Il y a ceux que je n’ai pas écrits mais que je n’aurais jamais écrits, ceux que j’ai rêvés. Ils sont encore plus beaux, bien entendu. Il y en a un, par exemple, que j’aurais aimé faire : sur les regards. Le regard a toujours été pour moi une chose extrêmement importante. Par exemple, je connais très très bien vos regards, ils sont très différents les uns des autres. J’ai passé ma vie à collectionner des regards, en quelque sorte ; je suis collectionneur de regards comme de nombres remarquables. Il y a des regards de gens qui m’intéressent peu mais qui m’impressionnent, qui m’intriguent.

Par exemple, des gens intelligents qui ont un regard stupide – qui donne cette impression – et puis, des regards très particuliers, comme, par exemple, celui d’Henri Cartan. Il est intelligent, bien entendu, mais son regard est incroyablement malicieux, une malice qui dépasse certainement celle dont il est capable. Je crois que c’est un phénomène inexplicable.

Et les regards pétillants ? Comment les expliquer physiquement ? Qu’est-ce qui change dans un regard pétillant ? Est-ce que ce sont des différences de densité dans l’œil ? C’est la lumière qui se réfléchit différemment… ça m’a toujours intrigué. Le plus beau regard pétillant que j’ai vu était celui d’une vieille paysanne, à Saint-Sébastien dans un hôtel modeste au bord de la mer. Je ne pouvais pas me détacher de cette femme, c’est le record de pétillement que j’ai jamais vu.

J. M. : Il y a eu des expériences de psycho-physiologie sur la signification attribuée à l’œil : on a pris des photographies de visages, de femmes essentiellement, très belles, et on a truqué les yeux en faisant des pupilles plus ou moins ouvertes. Ensuite, on a demandé à des gens ce qu’ils en pensaient, de faire des commentaires. On s’aperçoit que le seul changement de la taille de la pupille provoque des réactions extrêmement différentes. Le même visage, avec la même expression, la même couleur d’yeux, change complètement si on modifie la taille de la pupille.

F. L. L. : Oui. Le regard est quelque chose de privilégié par rapport à tous les renseignements qu’on peut avoir sur l’examen des mains, du visage.
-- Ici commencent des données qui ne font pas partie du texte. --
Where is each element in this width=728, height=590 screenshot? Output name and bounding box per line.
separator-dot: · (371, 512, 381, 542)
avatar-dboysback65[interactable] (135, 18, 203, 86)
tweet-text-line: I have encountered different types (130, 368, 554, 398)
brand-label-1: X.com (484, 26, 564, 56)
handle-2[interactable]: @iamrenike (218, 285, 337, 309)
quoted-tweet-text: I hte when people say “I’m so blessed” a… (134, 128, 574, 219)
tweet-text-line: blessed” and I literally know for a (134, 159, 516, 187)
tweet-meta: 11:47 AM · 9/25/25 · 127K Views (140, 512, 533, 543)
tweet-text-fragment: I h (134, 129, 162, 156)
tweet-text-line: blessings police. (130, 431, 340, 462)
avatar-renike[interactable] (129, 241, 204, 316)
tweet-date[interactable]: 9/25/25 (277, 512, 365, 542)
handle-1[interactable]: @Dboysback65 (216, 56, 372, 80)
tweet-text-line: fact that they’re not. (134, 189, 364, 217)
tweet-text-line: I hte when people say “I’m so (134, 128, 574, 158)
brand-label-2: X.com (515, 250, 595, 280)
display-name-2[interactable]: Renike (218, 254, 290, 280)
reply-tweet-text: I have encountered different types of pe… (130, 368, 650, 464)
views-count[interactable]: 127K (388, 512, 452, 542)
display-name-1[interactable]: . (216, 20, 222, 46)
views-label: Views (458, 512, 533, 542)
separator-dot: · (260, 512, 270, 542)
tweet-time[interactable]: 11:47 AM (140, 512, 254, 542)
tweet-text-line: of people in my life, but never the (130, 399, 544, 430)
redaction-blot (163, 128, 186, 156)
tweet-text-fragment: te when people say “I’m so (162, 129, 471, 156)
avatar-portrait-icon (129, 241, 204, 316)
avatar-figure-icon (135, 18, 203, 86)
C’est à Marseille, lorsque j’étais directeur d’une usine de boîtes en rodoïd, que j’ai rencontré Gaston Berger. J’avais repris quelques contacts universitaires, dont certains, au moins, étaient intéressants. Il était philosophe et fabricant…

PIECE A JOINDRE AU DOSSIER [cette indication se trouve dans le manuscrit] J’ai retrouvé un livre de distribution de prix, Le tour du monde d’un bachelier de Laurie, un livre qui n’était pas…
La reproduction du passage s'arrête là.